Jewish World Review Sept. 12, 2002 / 6 Tishrei, 5762
http://www.jewishworldreview.com -- Last year we watched in amazement as the New York Stock Exchange and Nasdaq reopened just six days after the terrorist attacks of Sept. 11.
Through a combination of strong leadership, round-the-clock work and rock-solid resolve, Wall Street and Washington achieved the seemingly impossible: rebuilding the exchanges' infrastructure and returning to a workplace just blocks from the continuing rescue operations at Ground Zero.
The task became even harder after the opening bell rang. The Dow plummeted 684 points - or 7 percent - for the session, and more than $1 trillion dollars in market value was wiped out that week.
But that day, it was the positive symbolism that prevailed. The markets were back open for business. The terrorists had failed to destroy our financial capital. We had won the first battle in the war against terrorism.
Now, much of that optimism, at least in terms of our financial system, has been severely eroded. The UBS/Gallup Index of Investor Optimism has fallen to 52 (from 124 when the index debuted six years ago), slightly above its all-time low, which was reached in July. That same index stood at 50 immediately following the attacks, but within a month it snapped back to a healthy 86.
What has happened? A breakdown in business ethics has shattered investor confidence in our corporate and political leaders and our markets.
In the past year, we've seen CEOs blatantly lying to shareholders about corporate results while collecting millions in out-of-control compensation packages. We've seen executives from firms like Enron cashing out their shares while keeping employees from doing the same in their 401(k)s. We've seen Wall Street analysts talking up stocks that they secretly admitted were "dogs." We've seen allegations of insider trading.

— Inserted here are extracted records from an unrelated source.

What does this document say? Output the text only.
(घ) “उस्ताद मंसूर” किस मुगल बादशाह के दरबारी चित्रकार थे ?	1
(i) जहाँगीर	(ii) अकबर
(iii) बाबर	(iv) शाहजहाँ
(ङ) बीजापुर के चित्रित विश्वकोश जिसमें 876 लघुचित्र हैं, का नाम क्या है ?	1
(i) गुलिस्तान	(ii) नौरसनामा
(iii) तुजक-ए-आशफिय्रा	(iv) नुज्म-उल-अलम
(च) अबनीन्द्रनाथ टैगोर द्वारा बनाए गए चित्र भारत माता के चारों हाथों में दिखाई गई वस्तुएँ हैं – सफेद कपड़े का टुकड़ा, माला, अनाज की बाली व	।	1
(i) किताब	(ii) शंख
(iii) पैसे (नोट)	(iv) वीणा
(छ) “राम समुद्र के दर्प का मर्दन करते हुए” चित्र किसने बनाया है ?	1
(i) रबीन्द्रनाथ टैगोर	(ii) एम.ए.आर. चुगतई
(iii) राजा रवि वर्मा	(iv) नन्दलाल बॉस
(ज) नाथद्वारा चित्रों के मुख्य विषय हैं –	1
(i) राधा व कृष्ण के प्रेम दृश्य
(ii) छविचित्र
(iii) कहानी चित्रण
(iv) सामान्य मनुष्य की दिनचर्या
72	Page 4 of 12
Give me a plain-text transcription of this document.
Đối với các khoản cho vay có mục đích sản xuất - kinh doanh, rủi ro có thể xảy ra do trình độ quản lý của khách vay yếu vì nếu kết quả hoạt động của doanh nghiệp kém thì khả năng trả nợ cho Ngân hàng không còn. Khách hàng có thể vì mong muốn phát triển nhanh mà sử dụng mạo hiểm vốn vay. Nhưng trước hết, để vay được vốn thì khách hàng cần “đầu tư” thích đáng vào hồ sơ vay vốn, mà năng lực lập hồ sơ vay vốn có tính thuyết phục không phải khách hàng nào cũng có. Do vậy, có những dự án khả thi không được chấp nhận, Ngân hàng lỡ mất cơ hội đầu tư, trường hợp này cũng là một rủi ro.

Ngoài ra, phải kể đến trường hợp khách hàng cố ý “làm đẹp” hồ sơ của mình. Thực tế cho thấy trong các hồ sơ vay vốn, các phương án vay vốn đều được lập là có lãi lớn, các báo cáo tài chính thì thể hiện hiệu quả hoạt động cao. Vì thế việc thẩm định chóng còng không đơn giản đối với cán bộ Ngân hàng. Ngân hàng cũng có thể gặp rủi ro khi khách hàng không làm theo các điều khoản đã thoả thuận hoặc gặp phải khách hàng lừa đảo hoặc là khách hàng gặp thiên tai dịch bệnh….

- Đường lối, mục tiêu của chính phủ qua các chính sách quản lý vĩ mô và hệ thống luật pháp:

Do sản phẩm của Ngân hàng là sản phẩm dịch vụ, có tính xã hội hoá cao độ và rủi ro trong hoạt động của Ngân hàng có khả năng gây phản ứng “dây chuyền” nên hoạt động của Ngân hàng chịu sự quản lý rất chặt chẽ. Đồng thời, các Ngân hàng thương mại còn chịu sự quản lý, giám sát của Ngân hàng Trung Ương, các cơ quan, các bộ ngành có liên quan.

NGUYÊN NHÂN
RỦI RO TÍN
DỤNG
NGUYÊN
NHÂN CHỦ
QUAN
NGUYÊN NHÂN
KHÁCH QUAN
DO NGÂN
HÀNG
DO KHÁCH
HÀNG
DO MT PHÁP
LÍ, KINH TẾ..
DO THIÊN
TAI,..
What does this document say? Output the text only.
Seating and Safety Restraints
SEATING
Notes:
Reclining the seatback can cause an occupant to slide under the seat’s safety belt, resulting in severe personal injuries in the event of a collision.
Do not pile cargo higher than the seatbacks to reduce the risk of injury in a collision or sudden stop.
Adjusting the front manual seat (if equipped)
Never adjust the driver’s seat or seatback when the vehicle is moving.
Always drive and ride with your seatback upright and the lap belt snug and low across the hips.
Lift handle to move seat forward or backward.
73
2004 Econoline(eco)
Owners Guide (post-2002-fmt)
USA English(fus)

We've seen an administration and lawmakers who apparently believe the tough issues in corporate reform can be avoided.
The uncertainty caused by this lack of integrity has placed a chokehold on the markets, already under pressure from the weak recovery and the impact of the terrorist attacks. Consider the Dow's performance following Sept. 11 compared with periods following other traumatic events in recent memory. One year after the 1987 stock market crash, the Dow was up 23 percent. One year after the 1993 World Trade Center bombing, the Dow was up 14 percent. One year after we entered the Gulf War, the Dow had gained 24 percent.
Today, however, the Dow remains well below pre-Sept. 11 levels, and the retirement savings of millions of American workers have been ravaged. In fact, the average 401k lost 11 percent of its value in 2001. That's on top of a 9 percent loss the previous year.
In the months ahead, we'll likely face much more uncertainty in the markets, as the Bush administration weighs going to war with Iraq.
With so many risks in play - from the threat of war to the weak recovery to the threat of another major domestic terrorist attack - our corporate and political leaders need to do everything they can to help rebuild trust in our financial system. Some positive steps have been taken, but there is still much more to do. Stock options must be expensed. The president should hold another economic summit, this time inviting the Democrats and encouraging debate. The Justice Department must put more corporate criminals behind bars and strip them of their ill-gotten gains. CEOs must be held to higher standards, and CEO pay must be brought back under control.
In the six days following an epic tragedy, our leaders on Wall Street and in Washington proved how much they could accomplish when they wanted to. That same resolve is needed today to restore integrity to our markets and our financial system. It's the least we can do to honor those died on Sept. 11 and those who are now risking their lives to prevent such a tragedy from happening again.